Jusqu’alors, ils n’ont suivi la scène que par l’intermédiaire des lunettes des quatre agents de la CIA qui sont sur place. Ils ont identifié le type un peu avant l’équipe du Daily, sans avoir pu obtenir assez rapidement l’aide des autorités autrichiennes.
« On ne peut pas revivre une humiliation comme celle du Président’s Day, s’emporte Jon.
— Personne ne sait que nous sommes là-bas », le rassure Marten.
Sur les images d’une place où vont et viennent quantité de gens, le rédacteur en chef raconte toute l’histoire de 3DWhizz, des numéros de licence aux métadonnées qui les ont menés à Vienne. La caméra de ses lunettes parcourt la place. Les images ressemblent à celles des hommes de la CIA. Que fait cet idiot ? Pourquoi rend-il sa recherche publique, risquant d’alerter le suspect ? Les agents américains commencent à être nerveux. Langley les a informés des faits et gestes de Heast ; ils savent maintenant que la place peut être vue dans le monde entier.
« Ils ne peuvent pas le mettre hors circuit ? Il nous fout tout en l’air.
— En théorie, oui, répond Luís, mais pas si vite. Et puis ce n’est pas notre boulot, mais celui de la CIA. Ils doivent faire ce qu’ils considèrent comme juste. Nous ne sommes qu’observateurs ! »
De plus en plus irrité, Marten suit la retransmission. Dommage qu’il ne puisse orienter lui-même la caméra. Heast prend beaucoup de soin à mettre en scène la traque de Zero, à la manière d’un réalisateur de thriller. Il fait durer le plaisir pour augmenter le suspense.
« S’il continue ainsi, les gens vont se lasser », observe Jon.
Cependant, l’œil averti de Marten a remarqué que la caméra du rédacteur en chef s’attardait toujours sur un point précis. En plein centre de la place, sur un type avec un ordinateur portable, une casquette bleu foncé et des lunettes de soleil. Celui que les agents de la CIA ont identifié.
« Il n’y a plus qu’à espérer que Zero n’a pas mis en place la même alerte que nous sur le Daily », soupire-t-il.
« Combien de temps allons-nous encore rester là à ne rien faire ? » demande Cyn à Chander.
Tandis qu’Anthony tente de faire monter le suspens en livrant des descriptions de plus en plus enflammées, le jeune homme s’affaire calmement sur son ordinateur. Il ne montre pas le moindre signe de nervosité ni de peur. Cyn se demande s’ils n’ont pas levé le mauvais lièvre.
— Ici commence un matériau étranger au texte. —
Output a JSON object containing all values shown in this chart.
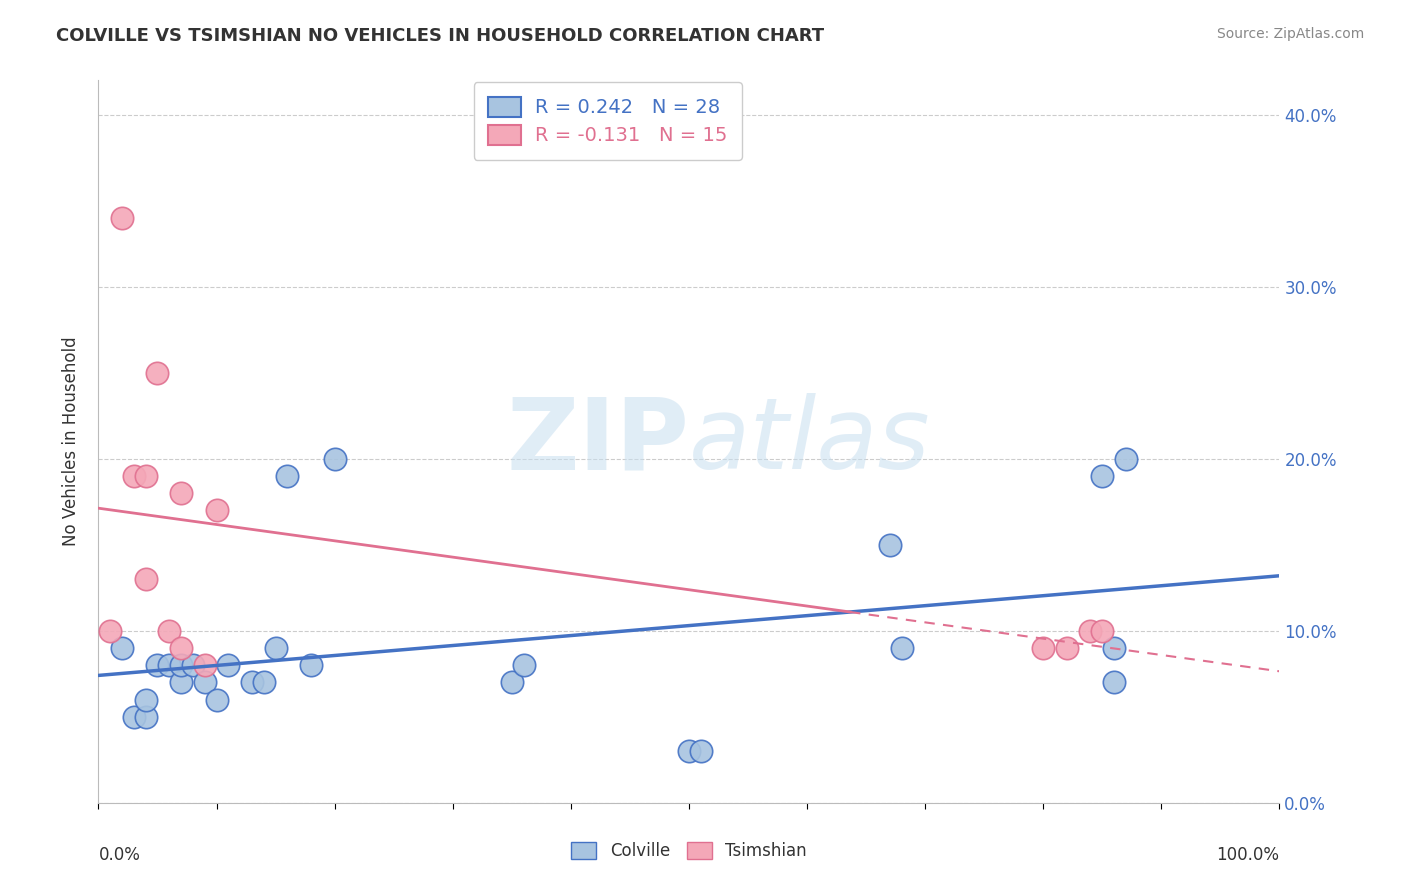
{
  "title": "COLVILLE VS TSIMSHIAN NO VEHICLES IN HOUSEHOLD CORRELATION CHART",
  "source_text": "Source: ZipAtlas.com",
  "ylabel": "No Vehicles in Household",
  "ytick_values": [
    0.0,
    0.1,
    0.2,
    0.3,
    0.4
  ],
  "xlim": [
    0.0,
    1.0
  ],
  "ylim": [
    0.0,
    0.42
  ],
  "colville_R": 0.242,
  "colville_N": 28,
  "tsimshian_R": -0.131,
  "tsimshian_N": 15,
  "colville_color": "#a8c4e0",
  "tsimshian_color": "#f4a8b8",
  "colville_line_color": "#4472c4",
  "tsimshian_line_color": "#e07090",
  "colville_x": [
    0.02,
    0.03,
    0.04,
    0.04,
    0.05,
    0.06,
    0.07,
    0.07,
    0.08,
    0.09,
    0.1,
    0.11,
    0.13,
    0.14,
    0.15,
    0.16,
    0.18,
    0.2,
    0.35,
    0.36,
    0.5,
    0.51,
    0.67,
    0.68,
    0.85,
    0.86,
    0.86,
    0.87
  ],
  "colville_y": [
    0.09,
    0.05,
    0.05,
    0.06,
    0.08,
    0.08,
    0.07,
    0.08,
    0.08,
    0.07,
    0.06,
    0.08,
    0.07,
    0.07,
    0.09,
    0.19,
    0.08,
    0.2,
    0.07,
    0.08,
    0.03,
    0.03,
    0.15,
    0.09,
    0.19,
    0.07,
    0.09,
    0.2
  ],
  "tsimshian_x": [
    0.01,
    0.02,
    0.03,
    0.04,
    0.04,
    0.05,
    0.06,
    0.07,
    0.07,
    0.09,
    0.1,
    0.8,
    0.82,
    0.84,
    0.85
  ],
  "tsimshian_y": [
    0.1,
    0.34,
    0.19,
    0.13,
    0.19,
    0.25,
    0.1,
    0.09,
    0.18,
    0.08,
    0.17,
    0.09,
    0.09,
    0.1,
    0.1
  ],
  "watermark_zip": "ZIP",
  "watermark_atlas": "atlas",
  "background_color": "#ffffff",
  "grid_color": "#cccccc"
}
Elle suit le reportage de son chef sur le site du Daily sur son écran. Elle aussi remarque que la caméra s’attarde toujours sur le même endroit. Soudain une nouvelle fenêtre s’ouvre. On y voit les images du Daily en direct. Est-ce Anthony qui a fait ça ?
Mais sur celles-ci, des paires d’yeux musardent et furètent, allant et venant d’une personne à l’autre, regardant par-dessus leurs épaules, les flairant, respirant dans le décolleté d’une jeune femme, avant de s’éloigner.